Black Widow Delays Its Bow
Okay, so MickeyBlog.com pounced on the frustrating news about the (latest) Black Widow delay.
However, none other than The Washington Post — yeah, the paper that brought down Nixon (there are two movies about that) — used precious ink (and bytes) reporting and speculating about the future of Disney’s release schedule.
That said, they started by pointing out a NON-Disney film that set the tone.
Tenet Set The Tone
Americans’ reluctance to return to theaters was solidified this month when Warner Bros. released “Tenet,” the new Christopher Nolan action adventure, in theaters in cities that were open. The film has done well internationally, grossing $215 million since coming out a month ago. But it collected just $36 million over three weekends in the United States, an exceedingly modest sum for a filmmaker who usually grosses many times that.
That coupled with the Mulan fiasco, and welp:
- Originally scheduled for May of this year, then moved to November, “Black Widow,” the latest installment in the Marvel Cinematic Universe, won’t be released until May of next year, Disney said.
- “West Side Story,” Steven Spielberg’s version of the iconic musical that had been one of the most anticipated films of the holidays, has been pushed a full year from this December to December 2021.
- And “Eternals,” Chloé Zhao’s take on the immortal alien race for the Marvel franchise, won’t be released until November 2021, a full year after its original release date.

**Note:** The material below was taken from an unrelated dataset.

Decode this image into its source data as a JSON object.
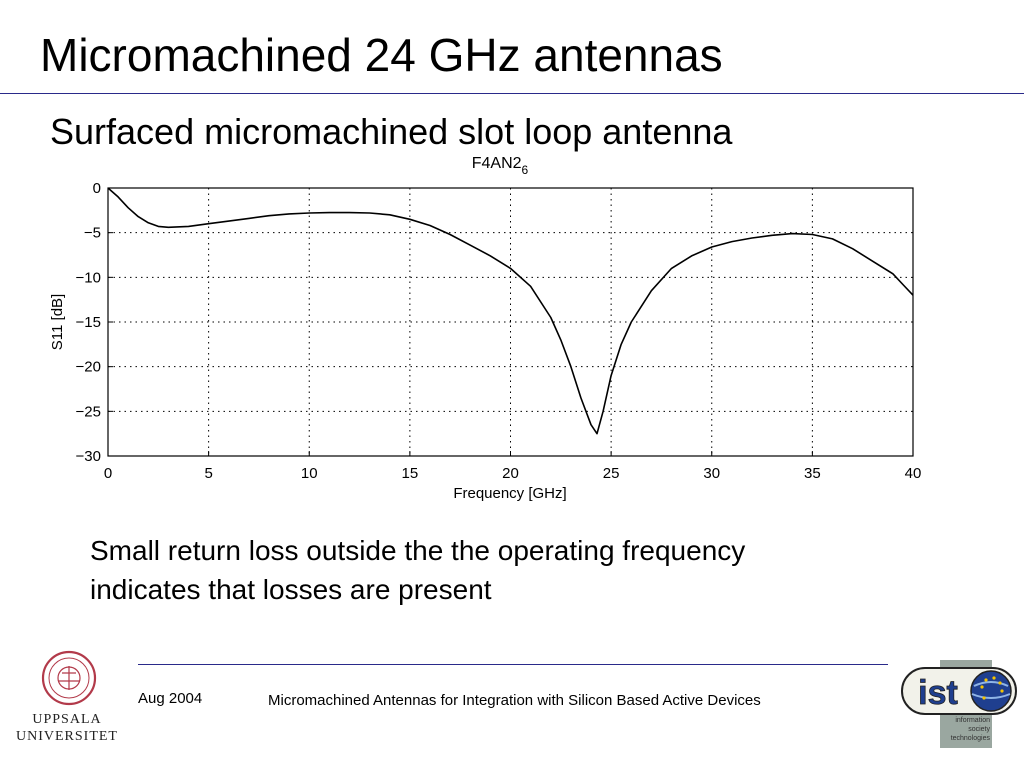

No Black Widow: What Does The Delay Mean?
So, what does all of this mean to Disney? To movie theaters?
The near-term effect on Disney’s bottom line will be considerable. Disney drew nearly $3 billion in profit from theatrical films last fiscal year; the latter number represented nearly 20 percent of its total profit.
And, for theaters – the news is awful:
The top five films at the domestic box office in 2019 all came from Disney, including juggernauts such as “Avengers: Endgame,” “The Lion King” and “Star Wars: Episode IX — The Rise of Skywalker,” each of which grossed over a half-billion dollars in the United States.
And, in the end, it shows how much Disney relies on movie theaters and, vice versa.
Finally, given how successfully the re-opening of Walt Disney World has been. AND given how much Disney likes to control their consumer’s environment from start to finish. HOW about a bet that The Walt Disney Company will soon be in THE MOVIE THEATER BUSINESS?
B-B-B-But that’s illegal. Right? Nope.
With the old decrees out of the way, the road is now open for big studios like Disney to look beyond single small theaters and set their sites on nationwide giants, if they’re so inclined.